Energy is the bedrock of modern economies and societies, yet its production and consumption are also responsible for 75% of greenhouse gas emissions, making it the primary driver of climate change. But global warming is not the only negative impact that human activity has on our planet. The energy transition must aim not only at counteracting climate change, but also at returning us below the 9 planetary boundaries that describe limits beyond which the environment may not be able to self-regulate anymore. Equally important is that the energy transition must be fair, allowing everyone to thrive in an environment respectful of the Earth. In other words, we need to find
the safe space between the 9 planetary boundaries and a social foundation of well-being that no one should fall below. Encompassed within the basics needs of life is notably access to energy. Renewable energy sources are expected to play a significant role in the energy transition, because of their low emissions of greenhouse gases over their lifetime. However, they affect other planetary boundaries as they require a lot of raw materials and a considerable surface area, potentially jeopardizing biodiversity and impacting land use. Therefore, the operation of those energy sources must be optimized to produce electricity in the most efficient way and avoid spillage of electricity. Moreover, renewable energy sources are inherently intermittent, fluctuating, and highly unpredictable, thus posing many challenges to ensure a reliably supply of electricity. A detailed planning and usage throughout the year will be necessary to guarantee access to electricity for everyone, at all
times, and at an affordable price.
This thesis does not have the ambition to tackle all the challenges of the energy transition, but aims at discussing the impact of the massive installation of renewable energy sources, targeting one type in particular: offshore wind energy.
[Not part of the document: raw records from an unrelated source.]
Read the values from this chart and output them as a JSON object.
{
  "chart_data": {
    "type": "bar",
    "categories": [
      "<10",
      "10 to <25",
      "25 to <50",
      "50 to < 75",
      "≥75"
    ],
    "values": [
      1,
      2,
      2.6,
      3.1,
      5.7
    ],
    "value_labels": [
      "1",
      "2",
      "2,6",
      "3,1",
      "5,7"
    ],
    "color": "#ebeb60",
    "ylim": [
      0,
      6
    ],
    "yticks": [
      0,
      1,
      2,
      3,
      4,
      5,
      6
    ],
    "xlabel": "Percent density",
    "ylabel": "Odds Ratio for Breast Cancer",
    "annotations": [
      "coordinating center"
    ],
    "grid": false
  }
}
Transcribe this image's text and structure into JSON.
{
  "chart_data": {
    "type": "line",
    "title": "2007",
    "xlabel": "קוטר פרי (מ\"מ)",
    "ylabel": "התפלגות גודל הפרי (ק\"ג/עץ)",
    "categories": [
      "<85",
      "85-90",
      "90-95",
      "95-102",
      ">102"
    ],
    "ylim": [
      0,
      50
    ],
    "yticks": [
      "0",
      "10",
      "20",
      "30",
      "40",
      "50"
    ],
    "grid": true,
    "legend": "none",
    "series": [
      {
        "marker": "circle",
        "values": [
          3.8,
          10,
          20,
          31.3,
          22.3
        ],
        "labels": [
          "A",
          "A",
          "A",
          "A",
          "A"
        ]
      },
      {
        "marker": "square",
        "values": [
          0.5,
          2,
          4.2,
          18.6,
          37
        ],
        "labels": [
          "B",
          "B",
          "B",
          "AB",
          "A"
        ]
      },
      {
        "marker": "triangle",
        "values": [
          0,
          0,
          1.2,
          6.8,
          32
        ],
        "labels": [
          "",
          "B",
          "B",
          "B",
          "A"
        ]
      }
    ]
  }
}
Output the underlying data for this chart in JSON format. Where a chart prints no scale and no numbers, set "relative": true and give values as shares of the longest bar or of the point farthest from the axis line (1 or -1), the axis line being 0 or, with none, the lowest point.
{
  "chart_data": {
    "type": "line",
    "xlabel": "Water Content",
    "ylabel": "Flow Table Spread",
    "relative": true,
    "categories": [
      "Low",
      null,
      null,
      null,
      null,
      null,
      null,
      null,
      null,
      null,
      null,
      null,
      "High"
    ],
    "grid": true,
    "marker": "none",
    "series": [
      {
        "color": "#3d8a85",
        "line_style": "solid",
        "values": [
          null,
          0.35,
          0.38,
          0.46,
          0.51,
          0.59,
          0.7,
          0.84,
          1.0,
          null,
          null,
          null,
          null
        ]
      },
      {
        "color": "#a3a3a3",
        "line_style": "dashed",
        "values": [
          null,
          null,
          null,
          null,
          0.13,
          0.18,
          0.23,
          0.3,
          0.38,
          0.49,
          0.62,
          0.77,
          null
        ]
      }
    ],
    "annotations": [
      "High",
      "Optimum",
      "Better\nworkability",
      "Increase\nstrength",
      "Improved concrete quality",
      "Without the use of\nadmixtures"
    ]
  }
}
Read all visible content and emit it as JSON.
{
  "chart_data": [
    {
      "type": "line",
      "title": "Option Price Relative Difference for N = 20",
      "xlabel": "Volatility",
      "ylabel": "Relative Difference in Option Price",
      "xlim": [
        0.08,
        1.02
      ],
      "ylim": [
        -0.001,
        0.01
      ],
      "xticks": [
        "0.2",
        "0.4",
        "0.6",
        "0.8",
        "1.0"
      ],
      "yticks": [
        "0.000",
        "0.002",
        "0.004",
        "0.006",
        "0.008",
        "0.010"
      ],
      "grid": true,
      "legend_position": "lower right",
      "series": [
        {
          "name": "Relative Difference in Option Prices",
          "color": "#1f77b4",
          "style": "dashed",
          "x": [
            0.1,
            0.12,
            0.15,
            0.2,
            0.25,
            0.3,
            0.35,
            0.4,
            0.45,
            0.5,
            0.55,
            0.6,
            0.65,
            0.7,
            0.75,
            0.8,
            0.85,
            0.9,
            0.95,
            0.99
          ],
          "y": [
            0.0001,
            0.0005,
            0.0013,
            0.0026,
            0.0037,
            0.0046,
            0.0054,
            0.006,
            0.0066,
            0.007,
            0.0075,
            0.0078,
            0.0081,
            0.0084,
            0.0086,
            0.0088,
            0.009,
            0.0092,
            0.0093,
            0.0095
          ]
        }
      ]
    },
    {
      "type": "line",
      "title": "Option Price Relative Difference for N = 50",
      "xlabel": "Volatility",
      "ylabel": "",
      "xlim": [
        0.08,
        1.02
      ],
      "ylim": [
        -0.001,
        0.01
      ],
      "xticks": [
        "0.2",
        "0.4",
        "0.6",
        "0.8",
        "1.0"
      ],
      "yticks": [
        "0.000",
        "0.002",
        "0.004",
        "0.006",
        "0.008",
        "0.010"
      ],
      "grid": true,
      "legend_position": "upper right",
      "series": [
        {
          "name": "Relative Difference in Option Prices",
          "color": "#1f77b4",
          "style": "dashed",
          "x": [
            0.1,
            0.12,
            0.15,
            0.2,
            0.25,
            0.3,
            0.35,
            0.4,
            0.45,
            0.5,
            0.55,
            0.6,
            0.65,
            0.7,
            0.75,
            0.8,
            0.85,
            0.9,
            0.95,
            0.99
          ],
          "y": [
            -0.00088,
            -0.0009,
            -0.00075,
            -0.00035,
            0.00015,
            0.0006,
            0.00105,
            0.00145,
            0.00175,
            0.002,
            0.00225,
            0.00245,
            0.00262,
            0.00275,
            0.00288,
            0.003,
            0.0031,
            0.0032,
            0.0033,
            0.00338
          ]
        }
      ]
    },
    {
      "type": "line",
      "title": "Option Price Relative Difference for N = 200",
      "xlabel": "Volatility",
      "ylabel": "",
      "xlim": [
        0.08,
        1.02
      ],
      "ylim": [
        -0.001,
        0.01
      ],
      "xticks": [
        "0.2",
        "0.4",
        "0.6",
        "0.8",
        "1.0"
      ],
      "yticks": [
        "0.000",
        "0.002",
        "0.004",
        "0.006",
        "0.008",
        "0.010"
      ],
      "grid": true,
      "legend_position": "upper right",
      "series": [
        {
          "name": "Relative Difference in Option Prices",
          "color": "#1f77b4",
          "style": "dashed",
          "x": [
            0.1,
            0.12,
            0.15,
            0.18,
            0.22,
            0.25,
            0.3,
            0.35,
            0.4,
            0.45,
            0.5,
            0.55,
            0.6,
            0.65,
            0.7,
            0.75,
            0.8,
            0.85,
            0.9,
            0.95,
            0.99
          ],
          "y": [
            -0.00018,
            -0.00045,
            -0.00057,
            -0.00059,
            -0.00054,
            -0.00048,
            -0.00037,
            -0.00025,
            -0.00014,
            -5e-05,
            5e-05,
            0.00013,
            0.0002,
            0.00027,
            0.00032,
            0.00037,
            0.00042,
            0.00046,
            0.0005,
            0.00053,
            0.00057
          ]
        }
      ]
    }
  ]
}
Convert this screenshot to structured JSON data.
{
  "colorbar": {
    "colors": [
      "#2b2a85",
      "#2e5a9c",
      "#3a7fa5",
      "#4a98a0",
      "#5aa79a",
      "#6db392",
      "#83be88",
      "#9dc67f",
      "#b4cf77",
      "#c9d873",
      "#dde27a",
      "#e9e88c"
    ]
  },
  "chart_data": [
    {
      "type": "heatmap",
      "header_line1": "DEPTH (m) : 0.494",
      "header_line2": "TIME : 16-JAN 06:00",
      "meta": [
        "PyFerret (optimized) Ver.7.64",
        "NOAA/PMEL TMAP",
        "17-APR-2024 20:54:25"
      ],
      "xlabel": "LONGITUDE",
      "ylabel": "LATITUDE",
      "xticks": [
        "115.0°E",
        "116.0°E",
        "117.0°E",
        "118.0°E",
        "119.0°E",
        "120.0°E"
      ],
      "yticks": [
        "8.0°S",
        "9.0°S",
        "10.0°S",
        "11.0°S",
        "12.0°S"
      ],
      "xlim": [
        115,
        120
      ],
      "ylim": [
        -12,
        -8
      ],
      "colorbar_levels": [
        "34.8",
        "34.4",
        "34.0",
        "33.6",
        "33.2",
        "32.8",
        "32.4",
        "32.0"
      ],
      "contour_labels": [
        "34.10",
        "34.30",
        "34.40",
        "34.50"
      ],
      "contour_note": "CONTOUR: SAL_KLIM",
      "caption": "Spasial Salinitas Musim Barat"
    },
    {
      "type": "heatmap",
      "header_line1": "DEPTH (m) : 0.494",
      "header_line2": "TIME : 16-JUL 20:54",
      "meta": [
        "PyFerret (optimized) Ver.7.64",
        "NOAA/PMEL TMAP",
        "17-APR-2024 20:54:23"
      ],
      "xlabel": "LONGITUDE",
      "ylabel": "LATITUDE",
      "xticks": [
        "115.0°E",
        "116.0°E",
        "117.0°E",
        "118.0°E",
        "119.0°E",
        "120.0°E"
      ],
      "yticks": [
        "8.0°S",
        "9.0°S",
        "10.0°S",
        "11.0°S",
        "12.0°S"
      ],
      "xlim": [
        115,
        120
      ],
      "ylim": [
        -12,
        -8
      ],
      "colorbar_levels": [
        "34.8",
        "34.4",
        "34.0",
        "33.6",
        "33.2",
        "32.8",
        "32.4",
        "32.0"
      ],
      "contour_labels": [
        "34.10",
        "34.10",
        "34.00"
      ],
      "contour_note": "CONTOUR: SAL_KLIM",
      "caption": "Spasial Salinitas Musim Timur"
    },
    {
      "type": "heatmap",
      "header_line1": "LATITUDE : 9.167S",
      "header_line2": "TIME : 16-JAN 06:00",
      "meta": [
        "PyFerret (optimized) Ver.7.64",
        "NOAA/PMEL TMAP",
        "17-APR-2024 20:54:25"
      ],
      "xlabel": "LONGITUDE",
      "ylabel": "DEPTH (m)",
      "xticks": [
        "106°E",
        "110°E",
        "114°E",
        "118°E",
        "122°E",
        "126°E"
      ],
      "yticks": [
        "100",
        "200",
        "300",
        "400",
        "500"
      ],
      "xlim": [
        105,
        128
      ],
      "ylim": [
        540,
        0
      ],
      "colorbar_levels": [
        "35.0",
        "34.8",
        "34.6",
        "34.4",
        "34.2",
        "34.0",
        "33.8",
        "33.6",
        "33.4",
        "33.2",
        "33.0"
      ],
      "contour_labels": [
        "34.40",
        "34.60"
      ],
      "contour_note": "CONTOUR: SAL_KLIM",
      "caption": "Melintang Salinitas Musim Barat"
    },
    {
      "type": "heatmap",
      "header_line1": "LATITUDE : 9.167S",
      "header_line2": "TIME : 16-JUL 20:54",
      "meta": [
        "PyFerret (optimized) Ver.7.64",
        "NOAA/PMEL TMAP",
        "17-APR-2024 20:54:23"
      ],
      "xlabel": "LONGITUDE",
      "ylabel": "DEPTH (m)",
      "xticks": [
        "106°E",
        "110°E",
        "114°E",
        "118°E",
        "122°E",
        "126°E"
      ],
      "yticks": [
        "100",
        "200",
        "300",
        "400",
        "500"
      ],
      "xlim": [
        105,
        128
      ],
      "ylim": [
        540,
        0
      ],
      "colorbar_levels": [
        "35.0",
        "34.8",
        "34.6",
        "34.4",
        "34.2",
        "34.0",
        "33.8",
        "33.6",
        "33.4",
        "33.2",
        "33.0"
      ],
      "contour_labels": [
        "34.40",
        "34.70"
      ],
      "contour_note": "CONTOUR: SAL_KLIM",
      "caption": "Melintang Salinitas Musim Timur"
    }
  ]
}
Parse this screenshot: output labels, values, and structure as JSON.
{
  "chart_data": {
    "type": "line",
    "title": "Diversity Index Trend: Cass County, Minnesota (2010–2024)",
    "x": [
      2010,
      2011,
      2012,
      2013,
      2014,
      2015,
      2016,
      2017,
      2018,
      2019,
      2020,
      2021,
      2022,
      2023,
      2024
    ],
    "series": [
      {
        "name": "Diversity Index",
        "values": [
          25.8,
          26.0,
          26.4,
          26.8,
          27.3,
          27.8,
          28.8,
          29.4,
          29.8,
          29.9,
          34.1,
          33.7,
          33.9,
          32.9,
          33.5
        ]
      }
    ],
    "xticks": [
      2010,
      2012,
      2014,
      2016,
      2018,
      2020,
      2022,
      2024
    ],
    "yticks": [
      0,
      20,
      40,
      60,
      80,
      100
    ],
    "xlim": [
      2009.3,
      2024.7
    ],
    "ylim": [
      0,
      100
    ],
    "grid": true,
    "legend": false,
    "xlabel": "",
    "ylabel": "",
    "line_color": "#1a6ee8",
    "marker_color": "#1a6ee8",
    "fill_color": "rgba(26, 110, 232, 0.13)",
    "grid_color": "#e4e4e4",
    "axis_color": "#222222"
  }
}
This work is focused on developing enhanced models of offshore wind generation, with the purpose of improving the integration of future offshore wind farms in power systems by assessing their impact on the reliability of supply and their ability to provide balancing services. Machine Learning techniques are leveraged to build a fast, accurate and topology-aware surrogate for offshore wind farms, able to capture complex aerodynamic phenomena and to generalize
to any layout configuration while keeping a reasonable computation time. This model is then directly integrated within adequacy studies aimed at evaluating the reliability of electricity supply in future power systems with a high share of offshore wind generation. It allows to assess the impact of an improved modelling of offshore wind power on reliability indices. The generalization capabilities enable the consideration of the uncertainty related to the topology of future wind farms, as their layout (turbine position, power density, turbine technology) is still unknown. Thanks to the topology-aware abilities of the wind
farm surrogate, the same model can be used to consider many possible farm configurations without hindering the tractability of the computation process. Outcomes show that disregarding power losses due to aerodynamic phenomena arising in offshore wind farms leads to an underestimation of reliability indices, thereby concealing adequacy issues and preventing the right investments to ensure a sufficient reliability of the system. Finally, we focused on the foreseen participation of offshore wind farms to reserve markets, aimed at restoring balance within the system in case of sudden perturbations. We explored how the layout of future wind farms can be optimized to account for their participation to ancillary frequency services. The developed surrogate is especially appropriate for a wind farm layout optimization problem, where a different layout is seen
at each iteration, justifying the need for a topology-aware model, applicable to any wind farm configuration.